Lain dari pada itu, penulis tidak bermaksud menafikan karya Bupati Sumenep itu. Penulis sebagai akademisi, cukup menghargai dan mengapresiasi karya bapak Fauzi. Lagu “Mencintai tanpa Dicintai” merupakan buah karya luar biasa yang dicipta oleh orang nomor satu di Sumenep. Selebihnya, beliau yang diamanatkan untuk memimpin Sumenep, Dia juga manusia. Karya yang sudah diciptakan merupakan hukum alam yang senantiasa dapat mengekalkan eksistensi kemanusiannya. Karena manusia dicipta untuk berkarya. Sebab dengannya hidupnya akan abadi.
Oleh karena itu, sebagai kepala pemerintah daerah kritik dan nyiyiran dari sejumlah pihak adalah hal wajar yang harus diterima dengan ikhlas sebagai daya dorong kemajuan Sumenep ke depan. Selain itu, yang lebih berarti dari peristiwa ini. Bupati lebih lagi fokus bekerja dalam pemulihan stabilitas, pendidikan dan ekonomi masyarakat sebagaimana yang terus didengungkan oleh Presiden Joko Widodo setelah dilanda pandemi berkepanjangan yang sampai hari ini belum stabil. Bapak Fauzi, setidaknya dan seharusnya melahirkan karya yang lebih konkret lagi sehingga eksistensinya dapat dirasakan oleh masyarakat secara langsung.

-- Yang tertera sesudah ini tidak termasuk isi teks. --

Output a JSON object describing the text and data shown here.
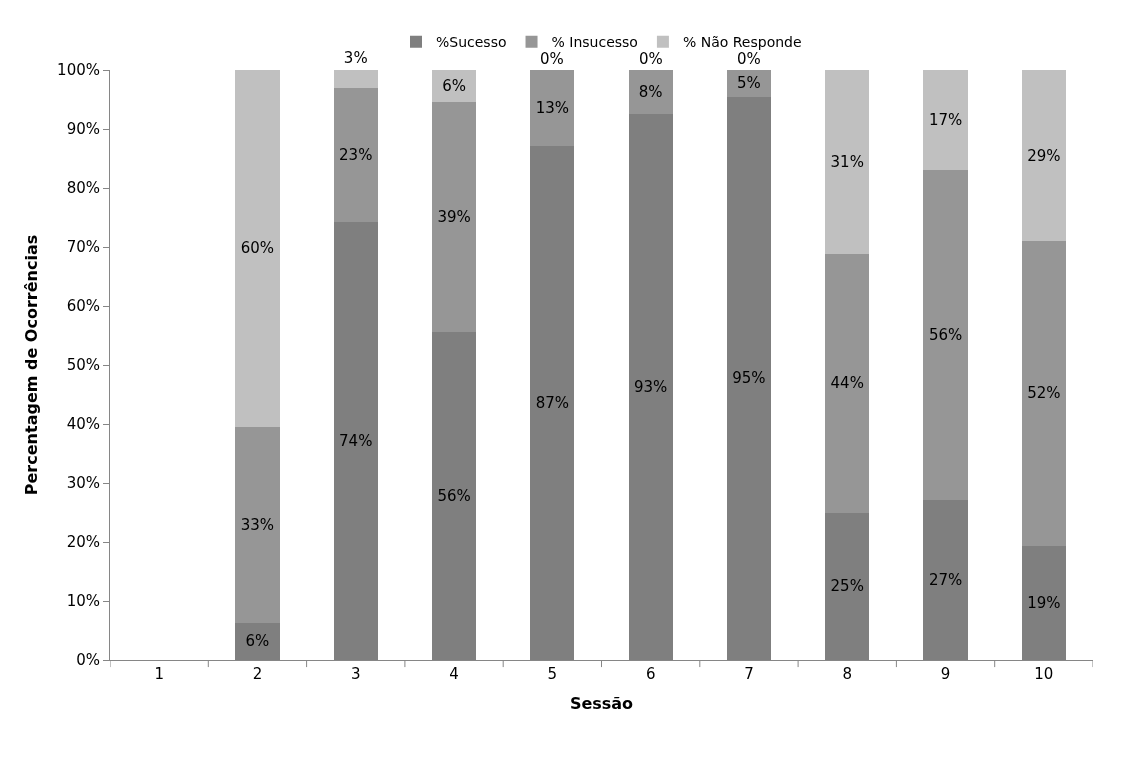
{
  "chart_data": {
    "type": "bar",
    "stacked": true,
    "xlabel": "Sessão",
    "ylabel": "Percentagem de Ocorrências",
    "categories": [
      "1",
      "2",
      "3",
      "4",
      "5",
      "6",
      "7",
      "8",
      "9",
      "10"
    ],
    "series": [
      {
        "name": "%Sucesso",
        "color": "#7f7f7f",
        "values": [
          null,
          6.3,
          74.3,
          55.6,
          87.1,
          92.5,
          95.5,
          25.0,
          27.1,
          19.4
        ],
        "value_labels": [
          null,
          "6%",
          "74%",
          "56%",
          "87%",
          "93%",
          "95%",
          "25%",
          "27%",
          "19%"
        ]
      },
      {
        "name": "% Insucesso",
        "color": "#969696",
        "values": [
          null,
          33.2,
          22.6,
          38.9,
          12.9,
          7.5,
          4.5,
          43.8,
          56.0,
          51.6
        ],
        "value_labels": [
          null,
          "33%",
          "23%",
          "39%",
          "13%",
          "8%",
          "5%",
          "44%",
          "56%",
          "52%"
        ]
      },
      {
        "name": "% Não Responde",
        "color": "#c0c0c0",
        "values": [
          null,
          60.5,
          3.1,
          5.5,
          0,
          0,
          0,
          31.2,
          16.9,
          29.0
        ],
        "value_labels": [
          null,
          "60%",
          "3%",
          "6%",
          "0%",
          "0%",
          "0%",
          "31%",
          "17%",
          "29%"
        ]
      }
    ],
    "ylim": [
      0,
      100
    ],
    "yticks": [
      {
        "value": 0,
        "label": "0%"
      },
      {
        "value": 10,
        "label": "10%"
      },
      {
        "value": 20,
        "label": "20%"
      },
      {
        "value": 30,
        "label": "30%"
      },
      {
        "value": 40,
        "label": "40%"
      },
      {
        "value": 50,
        "label": "50%"
      },
      {
        "value": 60,
        "label": "60%"
      },
      {
        "value": 70,
        "label": "70%"
      },
      {
        "value": 80,
        "label": "80%"
      },
      {
        "value": 90,
        "label": "90%"
      },
      {
        "value": 100,
        "label": "100%"
      }
    ],
    "legend": "top"
  }
}
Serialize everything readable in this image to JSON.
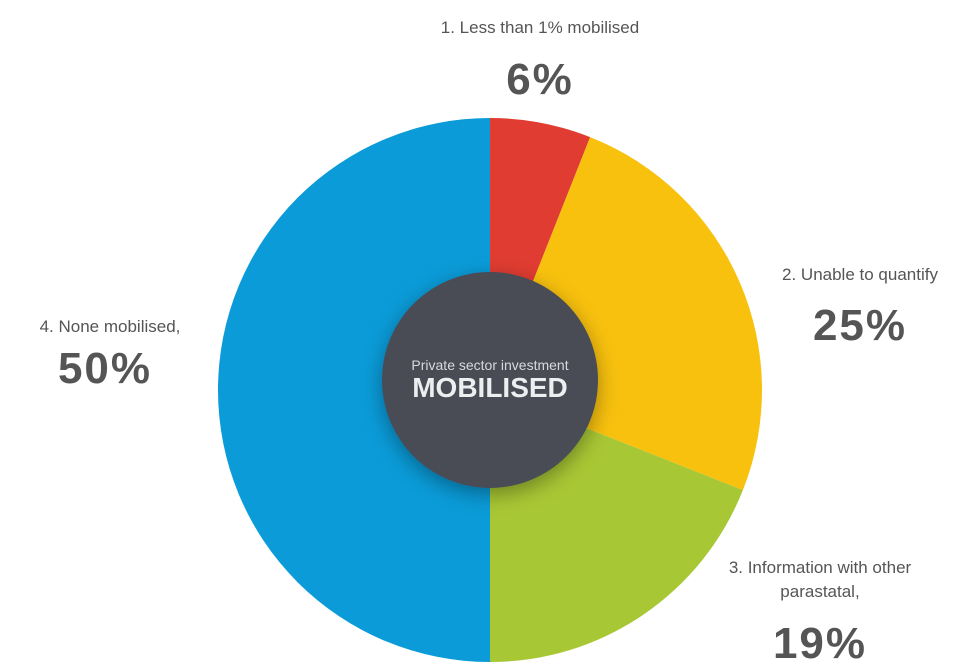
{
  "chart_data": {
    "type": "pie",
    "categories": [
      "1. Less than 1% mobilised",
      "2. Unable to quantify",
      "3. Information with other parastatal,",
      "4. None mobilised,"
    ],
    "values": [
      6,
      25,
      19,
      50
    ],
    "value_labels": [
      "6%",
      "25%",
      "19%",
      "50%"
    ],
    "colors": [
      "#e03c31",
      "#f8c10e",
      "#a8c734",
      "#0a9bd8"
    ],
    "center_subtitle": "Private sector investment",
    "center_title": "MOBILISED"
  }
}
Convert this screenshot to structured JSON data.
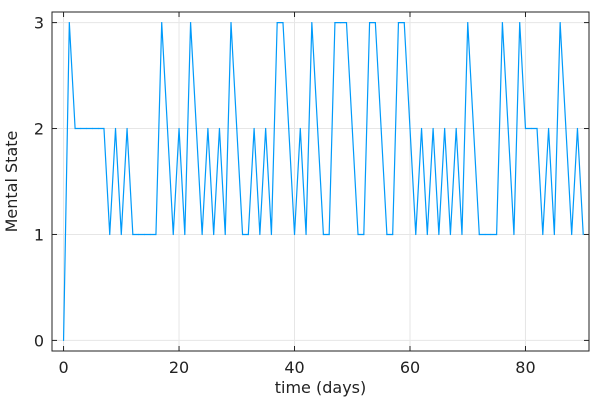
{
  "chart_data": {
    "type": "line",
    "title": "",
    "xlabel": "time (days)",
    "ylabel": "Mental State",
    "xlim": [
      -2,
      91
    ],
    "ylim": [
      -0.1,
      3.1
    ],
    "xticks": [
      0,
      20,
      40,
      60,
      80
    ],
    "yticks": [
      0,
      1,
      2,
      3
    ],
    "xtick_labels": [
      "0",
      "20",
      "40",
      "60",
      "80"
    ],
    "ytick_labels": [
      "0",
      "1",
      "2",
      "3"
    ],
    "grid": true,
    "legend": "none",
    "series": [
      {
        "color": "#009AFA",
        "x": [
          0,
          1,
          2,
          3,
          4,
          5,
          6,
          7,
          8,
          9,
          10,
          11,
          12,
          13,
          14,
          15,
          16,
          17,
          18,
          19,
          20,
          21,
          22,
          23,
          24,
          25,
          26,
          27,
          28,
          29,
          30,
          31,
          32,
          33,
          34,
          35,
          36,
          37,
          38,
          39,
          40,
          41,
          42,
          43,
          44,
          45,
          46,
          47,
          48,
          49,
          50,
          51,
          52,
          53,
          54,
          55,
          56,
          57,
          58,
          59,
          60,
          61,
          62,
          63,
          64,
          65,
          66,
          67,
          68,
          69,
          70,
          71,
          72,
          73,
          74,
          75,
          76,
          77,
          78,
          79,
          80,
          81,
          82,
          83,
          84,
          85,
          86,
          87,
          88,
          89,
          90
        ],
        "values": [
          0,
          3,
          2,
          2,
          2,
          2,
          2,
          2,
          1,
          2,
          1,
          2,
          1,
          1,
          1,
          1,
          1,
          3,
          2,
          1,
          2,
          1,
          3,
          2,
          1,
          2,
          1,
          2,
          1,
          3,
          2,
          1,
          1,
          2,
          1,
          2,
          1,
          3,
          3,
          2,
          1,
          2,
          1,
          3,
          2,
          1,
          1,
          3,
          3,
          3,
          2,
          1,
          1,
          3,
          3,
          2,
          1,
          1,
          3,
          3,
          2,
          1,
          2,
          1,
          2,
          1,
          2,
          1,
          2,
          1,
          3,
          2,
          1,
          1,
          1,
          1,
          3,
          2,
          1,
          3,
          2,
          2,
          2,
          1,
          2,
          1,
          3,
          2,
          1,
          2,
          1
        ]
      }
    ]
  }
}
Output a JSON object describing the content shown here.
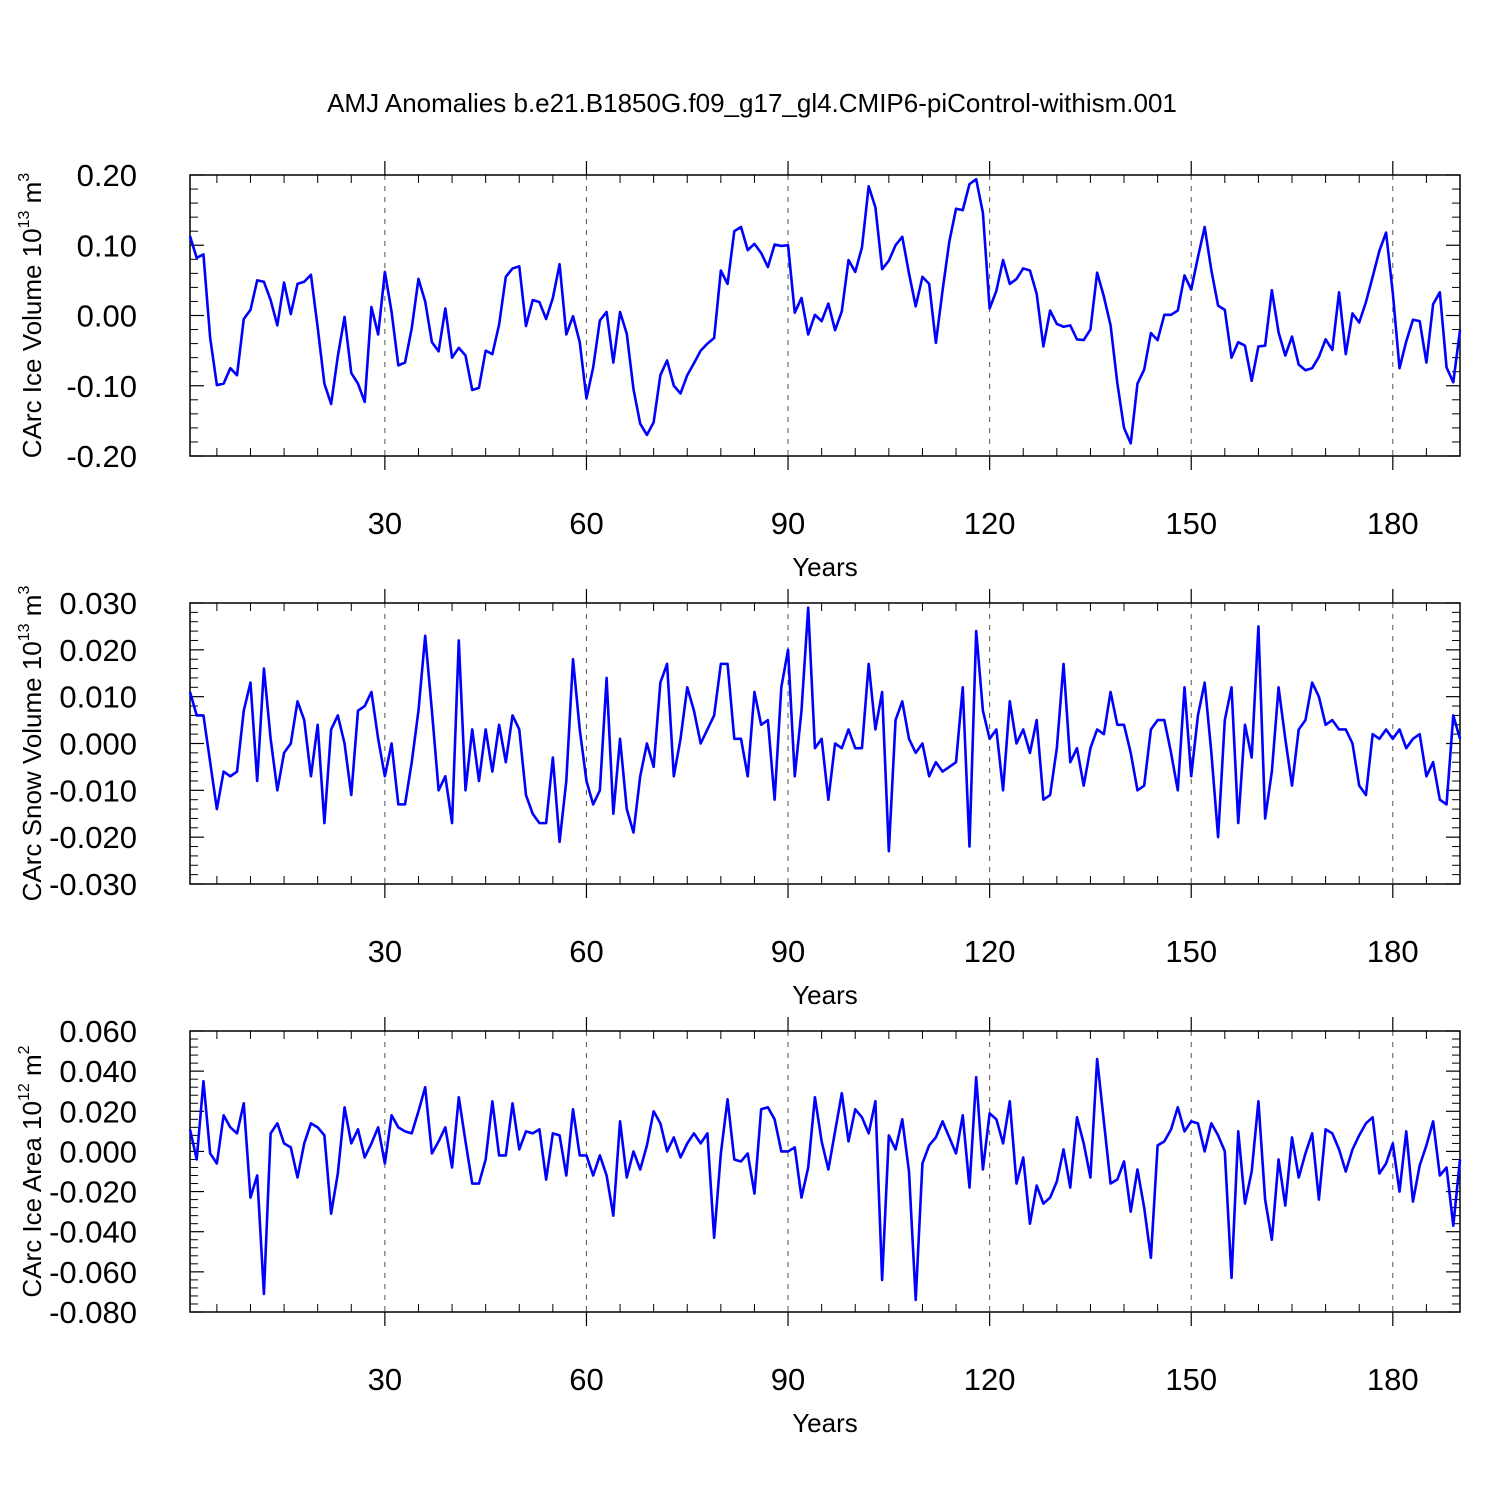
{
  "title": "AMJ Anomalies b.e21.B1850G.f09_g17_gl4.CMIP6-piControl-withism.001",
  "chart_data": [
    {
      "type": "line",
      "ylabel": {
        "text": "CArc Ice Volume 10",
        "exp": "13",
        "unit": " m",
        "unit_exp": "3"
      },
      "xlabel": "Years",
      "xlim": [
        1,
        190
      ],
      "ylim": [
        -0.2,
        0.2
      ],
      "xticks": [
        30,
        60,
        90,
        120,
        150,
        180
      ],
      "xtick_labels": [
        "30",
        "60",
        "90",
        "120",
        "150",
        "180"
      ],
      "yticks": [
        -0.2,
        -0.1,
        0.0,
        0.1,
        0.2
      ],
      "ytick_labels": [
        "-0.20",
        "-0.10",
        "0.00",
        "0.10",
        "0.20"
      ],
      "grid": "vertical dashed at major x ticks",
      "series": [
        {
          "color": "#0000ff",
          "values": [
            0.113,
            0.082,
            0.087,
            -0.032,
            -0.099,
            -0.097,
            -0.075,
            -0.085,
            -0.005,
            0.008,
            0.05,
            0.048,
            0.022,
            -0.014,
            0.047,
            0.002,
            0.045,
            0.048,
            0.058,
            -0.017,
            -0.097,
            -0.126,
            -0.058,
            -0.002,
            -0.082,
            -0.097,
            -0.123,
            0.012,
            -0.027,
            0.062,
            0.005,
            -0.071,
            -0.067,
            -0.018,
            0.052,
            0.02,
            -0.038,
            -0.051,
            0.01,
            -0.06,
            -0.046,
            -0.057,
            -0.106,
            -0.103,
            -0.05,
            -0.055,
            -0.013,
            0.055,
            0.067,
            0.07,
            -0.015,
            0.022,
            0.019,
            -0.005,
            0.025,
            0.073,
            -0.027,
            -0.001,
            -0.038,
            -0.118,
            -0.074,
            -0.007,
            0.005,
            -0.067,
            0.005,
            -0.026,
            -0.105,
            -0.154,
            -0.17,
            -0.152,
            -0.085,
            -0.064,
            -0.1,
            -0.111,
            -0.085,
            -0.068,
            -0.05,
            -0.04,
            -0.032,
            0.064,
            0.045,
            0.12,
            0.126,
            0.093,
            0.102,
            0.089,
            0.069,
            0.101,
            0.099,
            0.1,
            0.004,
            0.025,
            -0.027,
            0.001,
            -0.008,
            0.017,
            -0.021,
            0.006,
            0.079,
            0.062,
            0.097,
            0.184,
            0.154,
            0.066,
            0.078,
            0.1,
            0.112,
            0.06,
            0.013,
            0.055,
            0.045,
            -0.039,
            0.036,
            0.105,
            0.152,
            0.15,
            0.187,
            0.194,
            0.146,
            0.01,
            0.035,
            0.079,
            0.045,
            0.052,
            0.067,
            0.064,
            0.031,
            -0.044,
            0.007,
            -0.012,
            -0.016,
            -0.014,
            -0.034,
            -0.035,
            -0.02,
            0.061,
            0.027,
            -0.014,
            -0.096,
            -0.16,
            -0.182,
            -0.097,
            -0.077,
            -0.025,
            -0.035,
            0.001,
            0.001,
            0.007,
            0.057,
            0.037,
            0.083,
            0.126,
            0.064,
            0.014,
            0.008,
            -0.06,
            -0.038,
            -0.043,
            -0.093,
            -0.044,
            -0.043,
            0.036,
            -0.024,
            -0.057,
            -0.03,
            -0.07,
            -0.078,
            -0.075,
            -0.059,
            -0.034,
            -0.049,
            0.033,
            -0.055,
            0.003,
            -0.01,
            0.019,
            0.055,
            0.092,
            0.118,
            0.032,
            -0.075,
            -0.037,
            -0.006,
            -0.008,
            -0.067,
            0.016,
            0.033,
            -0.074,
            -0.095,
            -0.021
          ]
        }
      ]
    },
    {
      "type": "line",
      "ylabel": {
        "text": "CArc Snow Volume 10",
        "exp": "13",
        "unit": " m",
        "unit_exp": "3"
      },
      "xlabel": "Years",
      "xlim": [
        1,
        190
      ],
      "ylim": [
        -0.03,
        0.03
      ],
      "xticks": [
        30,
        60,
        90,
        120,
        150,
        180
      ],
      "xtick_labels": [
        "30",
        "60",
        "90",
        "120",
        "150",
        "180"
      ],
      "yticks": [
        -0.03,
        -0.02,
        -0.01,
        0.0,
        0.01,
        0.02,
        0.03
      ],
      "ytick_labels": [
        "-0.030",
        "-0.020",
        "-0.010",
        "0.000",
        "0.010",
        "0.020",
        "0.030"
      ],
      "grid": "vertical dashed at major x ticks",
      "series": [
        {
          "color": "#0000ff",
          "values": [
            0.011,
            0.006,
            0.006,
            -0.004,
            -0.014,
            -0.006,
            -0.007,
            -0.006,
            0.007,
            0.013,
            -0.008,
            0.016,
            0.001,
            -0.01,
            -0.002,
            0.0,
            0.009,
            0.005,
            -0.007,
            0.004,
            -0.017,
            0.003,
            0.006,
            0.0,
            -0.011,
            0.007,
            0.008,
            0.011,
            0.001,
            -0.007,
            0.0,
            -0.013,
            -0.013,
            -0.004,
            0.007,
            0.023,
            0.007,
            -0.01,
            -0.007,
            -0.017,
            0.022,
            -0.01,
            0.003,
            -0.008,
            0.003,
            -0.006,
            0.004,
            -0.004,
            0.006,
            0.003,
            -0.011,
            -0.015,
            -0.017,
            -0.017,
            -0.003,
            -0.021,
            -0.008,
            0.018,
            0.003,
            -0.008,
            -0.013,
            -0.01,
            0.014,
            -0.015,
            0.001,
            -0.014,
            -0.019,
            -0.007,
            0.0,
            -0.005,
            0.013,
            0.017,
            -0.007,
            0.001,
            0.012,
            0.007,
            0.0,
            0.003,
            0.006,
            0.017,
            0.017,
            0.001,
            0.001,
            -0.007,
            0.011,
            0.004,
            0.005,
            -0.012,
            0.012,
            0.02,
            -0.007,
            0.007,
            0.029,
            -0.001,
            0.001,
            -0.012,
            0.0,
            -0.001,
            0.003,
            -0.001,
            -0.001,
            0.017,
            0.003,
            0.011,
            -0.023,
            0.005,
            0.009,
            0.001,
            -0.002,
            0.0,
            -0.007,
            -0.004,
            -0.006,
            -0.005,
            -0.004,
            0.012,
            -0.022,
            0.024,
            0.007,
            0.001,
            0.003,
            -0.01,
            0.009,
            0.0,
            0.003,
            -0.002,
            0.005,
            -0.012,
            -0.011,
            -0.001,
            0.017,
            -0.004,
            -0.001,
            -0.009,
            -0.001,
            0.003,
            0.002,
            0.011,
            0.004,
            0.004,
            -0.002,
            -0.01,
            -0.009,
            0.003,
            0.005,
            0.005,
            -0.002,
            -0.01,
            0.012,
            -0.007,
            0.006,
            0.013,
            -0.002,
            -0.02,
            0.005,
            0.012,
            -0.017,
            0.004,
            -0.003,
            0.025,
            -0.016,
            -0.006,
            0.012,
            0.001,
            -0.009,
            0.003,
            0.005,
            0.013,
            0.01,
            0.004,
            0.005,
            0.003,
            0.003,
            0.0,
            -0.009,
            -0.011,
            0.002,
            0.001,
            0.003,
            0.001,
            0.003,
            -0.001,
            0.001,
            0.002,
            -0.007,
            -0.004,
            -0.012,
            -0.013,
            0.006,
            0.001
          ]
        }
      ]
    },
    {
      "type": "line",
      "ylabel": {
        "text": "CArc Ice Area 10",
        "exp": "12",
        "unit": " m",
        "unit_exp": "2"
      },
      "xlabel": "Years",
      "xlim": [
        1,
        190
      ],
      "ylim": [
        -0.08,
        0.06
      ],
      "xticks": [
        30,
        60,
        90,
        120,
        150,
        180
      ],
      "xtick_labels": [
        "30",
        "60",
        "90",
        "120",
        "150",
        "180"
      ],
      "yticks": [
        -0.08,
        -0.06,
        -0.04,
        -0.02,
        0.0,
        0.02,
        0.04,
        0.06
      ],
      "ytick_labels": [
        "-0.080",
        "-0.060",
        "-0.040",
        "-0.020",
        "0.000",
        "0.020",
        "0.040",
        "0.060"
      ],
      "grid": "vertical dashed at major x ticks",
      "series": [
        {
          "color": "#0000ff",
          "values": [
            0.011,
            -0.004,
            0.035,
            -0.001,
            -0.006,
            0.018,
            0.012,
            0.009,
            0.024,
            -0.023,
            -0.012,
            -0.071,
            0.009,
            0.014,
            0.004,
            0.002,
            -0.013,
            0.004,
            0.014,
            0.012,
            0.008,
            -0.031,
            -0.011,
            0.022,
            0.004,
            0.011,
            -0.003,
            0.004,
            0.012,
            -0.006,
            0.018,
            0.012,
            0.01,
            0.009,
            0.02,
            0.032,
            -0.001,
            0.005,
            0.012,
            -0.008,
            0.027,
            0.005,
            -0.016,
            -0.016,
            -0.004,
            0.025,
            -0.002,
            -0.002,
            0.024,
            0.001,
            0.01,
            0.009,
            0.011,
            -0.014,
            0.009,
            0.008,
            -0.012,
            0.021,
            -0.002,
            -0.002,
            -0.012,
            -0.002,
            -0.012,
            -0.032,
            0.015,
            -0.013,
            0.0,
            -0.009,
            0.003,
            0.02,
            0.014,
            0.0,
            0.007,
            -0.003,
            0.004,
            0.009,
            0.004,
            0.009,
            -0.043,
            -0.001,
            0.026,
            -0.004,
            -0.005,
            -0.001,
            -0.021,
            0.021,
            0.022,
            0.016,
            0.0,
            0.0,
            0.002,
            -0.023,
            -0.008,
            0.027,
            0.005,
            -0.009,
            0.01,
            0.029,
            0.005,
            0.021,
            0.017,
            0.009,
            0.025,
            -0.064,
            0.008,
            0.001,
            0.016,
            -0.01,
            -0.074,
            -0.006,
            0.003,
            0.007,
            0.015,
            0.007,
            -0.001,
            0.018,
            -0.018,
            0.037,
            -0.009,
            0.019,
            0.016,
            0.004,
            0.025,
            -0.016,
            -0.003,
            -0.036,
            -0.017,
            -0.026,
            -0.023,
            -0.015,
            0.001,
            -0.018,
            0.017,
            0.004,
            -0.013,
            0.046,
            0.015,
            -0.016,
            -0.014,
            -0.005,
            -0.03,
            -0.009,
            -0.028,
            -0.053,
            0.003,
            0.005,
            0.011,
            0.022,
            0.01,
            0.015,
            0.014,
            0.0,
            0.014,
            0.008,
            0.0,
            -0.063,
            0.01,
            -0.026,
            -0.01,
            0.025,
            -0.024,
            -0.044,
            -0.004,
            -0.027,
            0.007,
            -0.013,
            -0.001,
            0.009,
            -0.024,
            0.011,
            0.009,
            0.001,
            -0.01,
            0.001,
            0.008,
            0.014,
            0.017,
            -0.011,
            -0.006,
            0.004,
            -0.02,
            0.01,
            -0.025,
            -0.007,
            0.003,
            0.015,
            -0.012,
            -0.008,
            -0.037,
            -0.004
          ]
        }
      ]
    }
  ]
}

Dan bukan berarti karya dengan sebuah lagu tidak penting. Terkadang dengan lagu mampu menciptakan revolusi. Tetapi yang lebih penting dari itu, dan yang perlu diperhatikan adalah bagaimana masyarakat benar-benar bisa merasakan kemajuan, kesejahteraan dan keamanan hidup selama kepemimpinan Bupati Fauzi melalui karya-karyanya. Selain itu, perlu disadari tidak semua masyarakat bisa memahami makna fundamental yang disampaikan Fauzi melalui lagunya. Sehingga bagi masyarakat awam, bisa saja karya itu tidak berarti sama sekali. Bahkan cenderung apatis hingga di negasikan. Bukan hanya lagunya, sekaligus penciptanya. Karena bagi masyarakat yang dibutuhkan adalah gagasan dan karya konkret atau nyata yang dapat mendongkrak terjaminnya hidup.